Patients who obtained monitored substances from ≥4 prescribers and ≥4 state pharmacies in the previous 6 months were thought as likely to misuse controlled substances.

Unsolicited notices to prescribers as part of prescription drug monitoring programs (PDMPs) may not effectively reduce opioid use, as patients may seek other prescribers, according to a study published in Pain Medicine.

Patients who were likely to misuse controlled substances including opioids (ie, obtained monitored substances from ≥4 prescribers and ≥4 state pharmacies in the previous 6 months) were identified using PDMPs prescription databases between August 2012 and October 2013, were assigned to an intervention group in which prescribers were notified of a patient's history of controlled substance prescriptions (n=436) or a no-notification group (n=441).

Within one week, letters were sent to all prescribers and pharmacies detailing the participants' methods of obtaining controlled substances, including the names and addresses of prescribers and pharmacies that patients had used over the last 6 months. The letters encouraged prescribers to discuss the issue with their patients.
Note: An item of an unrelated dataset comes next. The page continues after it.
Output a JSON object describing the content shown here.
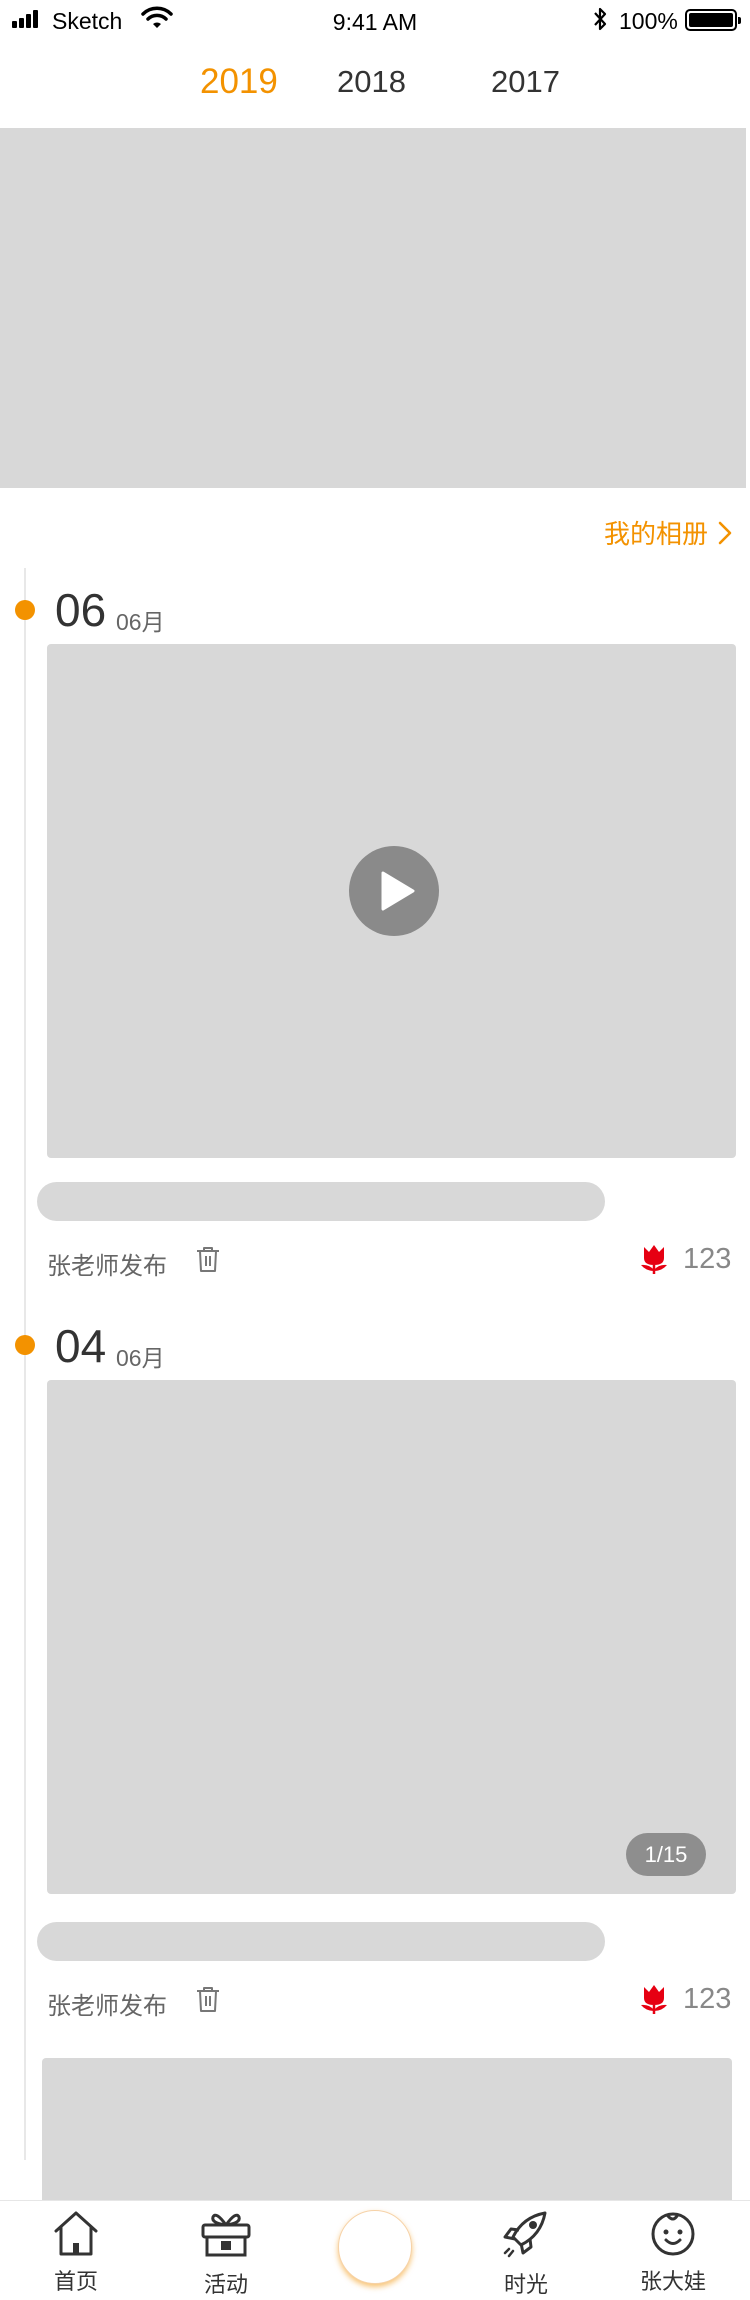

In the no-notification group, no letters were sent. Neither patients, nor prescribers or pharmacies were notified that they were part of a research study.

Eighty-four percent of the notified prescribers discontinued prescribing after notification compared with 80.5% of prescribers who had not been notified. Replacement prescribers were found by 51.4% of patients in the notification group vs 47.1% in the control group.

“Even though we found a small positive effect of notification on prescribers, patients' skill in finding new prescribers swamped the positive effects of notification,” noted the study authors. “[I]f the logistical, policy, and legal issues surrounding mandatory checks [of PDMPs] can be resolved, this practice is likely to be the best use of PDMPs, and more effective than time-consuming unsolicited notification, in preventing prescription drug misuse,” they concluded.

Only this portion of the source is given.